The goal of the project recognized at AMCP was to identify plan beneficiaries as potential candidates for medication therapy management services, counseling on drug utilization or other quality initiatives.
The project was led by Sujit S. Sansgiry, Ph.D., UHCOP associate professor of Pharmaceutical Health Outcomes and Policy (PHOP), and coauthors Archita Bhansali, M.S. ('13), PHOP Ph.D. candidate; Omar Serna, Pharm.D. ('08), BCACP, Cigna HealthSpring clinical pharmacy manager and UHCOP alumnus; UHCOP faculty members Marc L. Fleming, Ph.D., MPH, R.Ph., assistant professor, and Susan Abughosh, Ph.D., assistant professor; and GSK's Michelle Kamdar, Pharm.D., health outcomes director, National Accounts, and Richard Stanford, Pharm.D., senior director, Customer Engagement Value Evidence and Outcomes.

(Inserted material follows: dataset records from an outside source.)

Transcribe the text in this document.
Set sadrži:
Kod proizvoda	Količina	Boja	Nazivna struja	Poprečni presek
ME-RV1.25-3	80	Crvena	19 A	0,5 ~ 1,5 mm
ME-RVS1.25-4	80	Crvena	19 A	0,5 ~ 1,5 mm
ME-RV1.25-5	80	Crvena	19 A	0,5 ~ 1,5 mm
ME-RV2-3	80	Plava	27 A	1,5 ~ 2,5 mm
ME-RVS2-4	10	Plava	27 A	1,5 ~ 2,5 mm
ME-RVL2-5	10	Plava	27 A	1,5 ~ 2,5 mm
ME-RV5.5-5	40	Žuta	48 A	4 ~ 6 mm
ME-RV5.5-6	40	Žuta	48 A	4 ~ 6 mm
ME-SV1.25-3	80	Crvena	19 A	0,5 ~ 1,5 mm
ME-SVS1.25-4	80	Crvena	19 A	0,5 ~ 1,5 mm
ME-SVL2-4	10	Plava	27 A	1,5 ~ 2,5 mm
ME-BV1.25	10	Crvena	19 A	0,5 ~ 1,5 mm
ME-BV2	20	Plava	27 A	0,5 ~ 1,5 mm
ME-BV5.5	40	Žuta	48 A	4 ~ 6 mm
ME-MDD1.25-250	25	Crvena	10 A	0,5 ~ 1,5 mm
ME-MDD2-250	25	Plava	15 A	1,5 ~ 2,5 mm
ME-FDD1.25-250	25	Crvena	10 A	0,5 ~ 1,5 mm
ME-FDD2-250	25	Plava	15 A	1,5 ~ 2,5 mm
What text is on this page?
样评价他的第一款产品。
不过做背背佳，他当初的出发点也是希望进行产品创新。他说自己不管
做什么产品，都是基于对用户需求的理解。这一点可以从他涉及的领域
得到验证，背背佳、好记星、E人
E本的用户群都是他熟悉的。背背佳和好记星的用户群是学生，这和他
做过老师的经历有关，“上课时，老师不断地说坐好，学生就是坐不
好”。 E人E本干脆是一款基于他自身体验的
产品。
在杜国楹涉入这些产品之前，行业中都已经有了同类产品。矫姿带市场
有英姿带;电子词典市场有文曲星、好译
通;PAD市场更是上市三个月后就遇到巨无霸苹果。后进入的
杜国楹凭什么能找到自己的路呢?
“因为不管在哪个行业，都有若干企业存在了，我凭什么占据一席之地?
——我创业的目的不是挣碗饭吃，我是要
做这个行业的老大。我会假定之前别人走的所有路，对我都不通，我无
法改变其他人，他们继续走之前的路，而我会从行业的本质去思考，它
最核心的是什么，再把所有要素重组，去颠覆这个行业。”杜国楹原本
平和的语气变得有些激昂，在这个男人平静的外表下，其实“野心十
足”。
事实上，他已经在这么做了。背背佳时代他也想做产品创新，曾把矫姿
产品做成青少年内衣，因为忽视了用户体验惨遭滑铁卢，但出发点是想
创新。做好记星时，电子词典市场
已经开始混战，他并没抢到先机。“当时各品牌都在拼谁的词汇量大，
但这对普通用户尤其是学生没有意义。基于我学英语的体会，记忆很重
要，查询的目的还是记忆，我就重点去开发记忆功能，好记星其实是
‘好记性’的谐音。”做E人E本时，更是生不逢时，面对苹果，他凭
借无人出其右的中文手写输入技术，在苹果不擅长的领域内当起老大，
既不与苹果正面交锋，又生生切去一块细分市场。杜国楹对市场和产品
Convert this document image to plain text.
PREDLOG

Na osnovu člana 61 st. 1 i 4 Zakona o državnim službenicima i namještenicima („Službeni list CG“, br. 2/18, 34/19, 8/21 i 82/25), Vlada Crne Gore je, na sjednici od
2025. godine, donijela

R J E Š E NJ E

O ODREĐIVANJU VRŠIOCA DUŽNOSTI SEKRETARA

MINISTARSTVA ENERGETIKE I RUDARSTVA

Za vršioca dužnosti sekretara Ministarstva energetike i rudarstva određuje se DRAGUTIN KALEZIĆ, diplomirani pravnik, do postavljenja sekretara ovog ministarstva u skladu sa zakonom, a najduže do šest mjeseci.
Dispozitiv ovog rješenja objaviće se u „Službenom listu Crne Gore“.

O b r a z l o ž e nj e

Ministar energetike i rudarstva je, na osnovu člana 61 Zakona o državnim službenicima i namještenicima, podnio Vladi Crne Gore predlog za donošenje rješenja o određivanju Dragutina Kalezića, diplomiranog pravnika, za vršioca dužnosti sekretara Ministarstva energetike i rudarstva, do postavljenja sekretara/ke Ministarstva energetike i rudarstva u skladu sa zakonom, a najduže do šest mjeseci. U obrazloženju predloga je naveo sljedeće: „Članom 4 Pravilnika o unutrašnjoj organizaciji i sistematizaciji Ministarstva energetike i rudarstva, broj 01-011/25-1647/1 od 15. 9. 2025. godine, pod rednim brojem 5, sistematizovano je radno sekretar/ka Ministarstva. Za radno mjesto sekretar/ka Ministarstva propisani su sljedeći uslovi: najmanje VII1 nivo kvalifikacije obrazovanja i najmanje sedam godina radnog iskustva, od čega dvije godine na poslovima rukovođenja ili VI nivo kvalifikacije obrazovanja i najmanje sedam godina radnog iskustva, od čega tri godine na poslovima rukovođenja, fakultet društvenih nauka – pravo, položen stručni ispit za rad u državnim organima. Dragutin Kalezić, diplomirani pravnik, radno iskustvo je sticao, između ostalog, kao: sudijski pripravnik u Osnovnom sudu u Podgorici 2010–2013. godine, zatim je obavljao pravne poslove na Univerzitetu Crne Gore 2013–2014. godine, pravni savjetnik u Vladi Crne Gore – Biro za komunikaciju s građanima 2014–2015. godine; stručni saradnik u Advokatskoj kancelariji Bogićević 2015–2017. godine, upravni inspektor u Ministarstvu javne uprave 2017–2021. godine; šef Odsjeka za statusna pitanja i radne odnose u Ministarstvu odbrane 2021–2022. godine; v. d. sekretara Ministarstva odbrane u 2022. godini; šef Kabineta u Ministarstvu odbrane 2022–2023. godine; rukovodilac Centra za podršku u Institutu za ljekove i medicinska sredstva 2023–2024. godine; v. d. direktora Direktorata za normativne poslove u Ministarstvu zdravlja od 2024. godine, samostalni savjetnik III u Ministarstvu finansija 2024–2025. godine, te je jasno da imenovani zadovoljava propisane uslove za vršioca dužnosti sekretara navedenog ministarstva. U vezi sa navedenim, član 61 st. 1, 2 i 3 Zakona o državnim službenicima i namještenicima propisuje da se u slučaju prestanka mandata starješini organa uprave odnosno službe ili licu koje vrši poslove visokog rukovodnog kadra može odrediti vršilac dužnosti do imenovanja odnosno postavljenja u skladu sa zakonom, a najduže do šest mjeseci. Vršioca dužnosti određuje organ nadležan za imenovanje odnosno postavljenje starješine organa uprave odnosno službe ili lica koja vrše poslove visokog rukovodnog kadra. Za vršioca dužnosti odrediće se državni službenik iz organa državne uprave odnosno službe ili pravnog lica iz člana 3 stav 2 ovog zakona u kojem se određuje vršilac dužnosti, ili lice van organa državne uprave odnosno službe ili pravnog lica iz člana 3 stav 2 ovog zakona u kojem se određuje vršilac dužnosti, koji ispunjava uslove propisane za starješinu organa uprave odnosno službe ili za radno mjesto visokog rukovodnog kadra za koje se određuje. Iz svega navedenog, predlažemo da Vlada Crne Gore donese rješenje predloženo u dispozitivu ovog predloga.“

"This was a truly collaborative effort of a pharmaceutical manufacturer and an insurance provider to identify factors associated with COPD patients who do not have adequate access to medications in government-sponsored programs, such as Medicare," Sansgiry said. "Ultimately, no one wins when COPD patients are not adherent to their medication regiments, so this study provides the data to further consider strategies in which the patients either don't reach the gap or their cost burden can be reduced while they're in the gap."